Tudo corria bem, até que numa véspera de Natal a escrevinhadora se sentiu um chinelo velho, uma sombra da mulher que incomodou prefeito e assessores com as montanhas de cartas entregues à repartição. Doeu. Até que se viu salva pelo crochê. “Olhe o meu dedo do jeito que está. Precisei comprar uma proteção”, avisa, diante da centena de peças de sua autoria, nenhuma à venda. Tem toalhinha de mesa e biquinho de pano de prato, claro, mas são de menos. A coleção é formada por brinquedos de crochê, utensílios domésticos de crochê, frutas e legumes de crochê, pratos de comida de crochê e até pessoas de crochê. Se vai com a cara de alguém, faz uma miniatura do sujeito, em crochê. “Já me perguntaram se é vodu, crendiospai”.
Fernando, 39 anos, marido de Luciana, não chega a bater o recorde de 12 horas seguidas de artesanato. Sabe pouco do ofício, mas tem lá sua contribuição à revolução dos crochês do Rio Bonito. Faz as vezes de motorista e carregador do acervo, exposto pela cidade, a cada vez que a esposa é convidada. Paralelo, tem seu próprio ativismo – é um agente de leitura. Sua coleção de livros soma cerca de 4 mil volumes e nasceu de um cestão de liquidação no Asilo São Vicente de Paulo. A “queima”, no bom sentido, fez dele o vendedor de livros do Rio Bonito.
Houve os que desdenharam quando ele passou a oferecer romances aos fregueses do brechó de Luciana.

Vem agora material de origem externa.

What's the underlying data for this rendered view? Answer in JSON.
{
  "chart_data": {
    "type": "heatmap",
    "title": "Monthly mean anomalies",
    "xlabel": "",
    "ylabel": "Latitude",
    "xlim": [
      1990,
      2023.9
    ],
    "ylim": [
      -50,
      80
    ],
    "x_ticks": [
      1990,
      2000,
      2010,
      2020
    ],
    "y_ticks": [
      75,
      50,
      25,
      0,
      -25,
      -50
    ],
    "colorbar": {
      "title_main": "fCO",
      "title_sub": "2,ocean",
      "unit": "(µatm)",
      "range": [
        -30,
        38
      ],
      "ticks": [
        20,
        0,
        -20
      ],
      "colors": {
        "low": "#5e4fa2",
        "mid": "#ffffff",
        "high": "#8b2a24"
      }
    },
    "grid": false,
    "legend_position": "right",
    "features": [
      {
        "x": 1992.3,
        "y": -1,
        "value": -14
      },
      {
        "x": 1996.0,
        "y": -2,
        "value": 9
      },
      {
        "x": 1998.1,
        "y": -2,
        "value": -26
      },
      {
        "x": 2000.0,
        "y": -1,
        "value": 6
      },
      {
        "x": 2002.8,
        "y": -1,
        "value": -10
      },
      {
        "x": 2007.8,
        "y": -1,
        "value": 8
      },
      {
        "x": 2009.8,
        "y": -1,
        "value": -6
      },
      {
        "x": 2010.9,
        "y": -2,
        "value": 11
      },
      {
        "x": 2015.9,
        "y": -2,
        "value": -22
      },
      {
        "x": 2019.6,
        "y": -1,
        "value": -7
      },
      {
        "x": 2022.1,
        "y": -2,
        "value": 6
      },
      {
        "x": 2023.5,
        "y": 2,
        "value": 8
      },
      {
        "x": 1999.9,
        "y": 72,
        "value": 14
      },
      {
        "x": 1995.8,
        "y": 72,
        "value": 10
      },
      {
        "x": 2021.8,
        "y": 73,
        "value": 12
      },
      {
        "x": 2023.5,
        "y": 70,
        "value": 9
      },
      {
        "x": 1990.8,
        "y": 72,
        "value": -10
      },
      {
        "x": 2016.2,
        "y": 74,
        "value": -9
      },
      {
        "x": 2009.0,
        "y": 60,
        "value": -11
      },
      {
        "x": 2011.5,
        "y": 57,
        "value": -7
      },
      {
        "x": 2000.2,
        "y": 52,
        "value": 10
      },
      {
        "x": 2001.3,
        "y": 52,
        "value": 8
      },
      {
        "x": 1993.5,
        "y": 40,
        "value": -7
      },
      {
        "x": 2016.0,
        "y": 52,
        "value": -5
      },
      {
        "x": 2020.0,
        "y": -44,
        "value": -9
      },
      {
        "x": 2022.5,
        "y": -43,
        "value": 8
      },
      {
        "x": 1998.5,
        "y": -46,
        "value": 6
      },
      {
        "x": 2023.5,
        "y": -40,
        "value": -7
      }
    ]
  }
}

Quem é que iria se interessar por aquilo na redondeza das vilas Monteiro Lobato, Santa Rita ou Sambaqui, para citar três localidades próximas? Pois que escondam os caninos e enxuguem o veneno. “Esses dias uma freguesa levou R$ 120. Mal acreditei.”
O fascínio de Fernando pelos livros começou tarde. Beirava os 30 anos – idade em que, no senso comum, é mais fácil se entregar à mesa de bilhar do que à leitura. Não bastasse o súbito gosto pelas letras – Victor Hugo, Dickens e tal –, descobriu a filosofia. Fala de Schopenhauer com intimidade. “E tem o Nietzsche…”, acrescenta, com certa frustração. Pergunta-se até hoje com que miolos alguém consegue vencer Assim falava Zaratustra. Tentou mais de uma vez. Entre uma derrota e outra, consola-se com uma certeza que vem do fundo da alma: ele e Nietzsche se parecem – vai ver que pela mania de ambos em andar à beira de um abismo. Convenhamos, o sorridente Fernando leva uma vantagem: consegue ser dionisíaco, o que o apolíneo Nietzsche não alcançou nem em sonhos. O filósofo alemão nunca fez um crochê, não varou noites confeccionando bonecos com Luciana. Não conheceu o Rio Bonito. A vida tem sempre razão, afinal.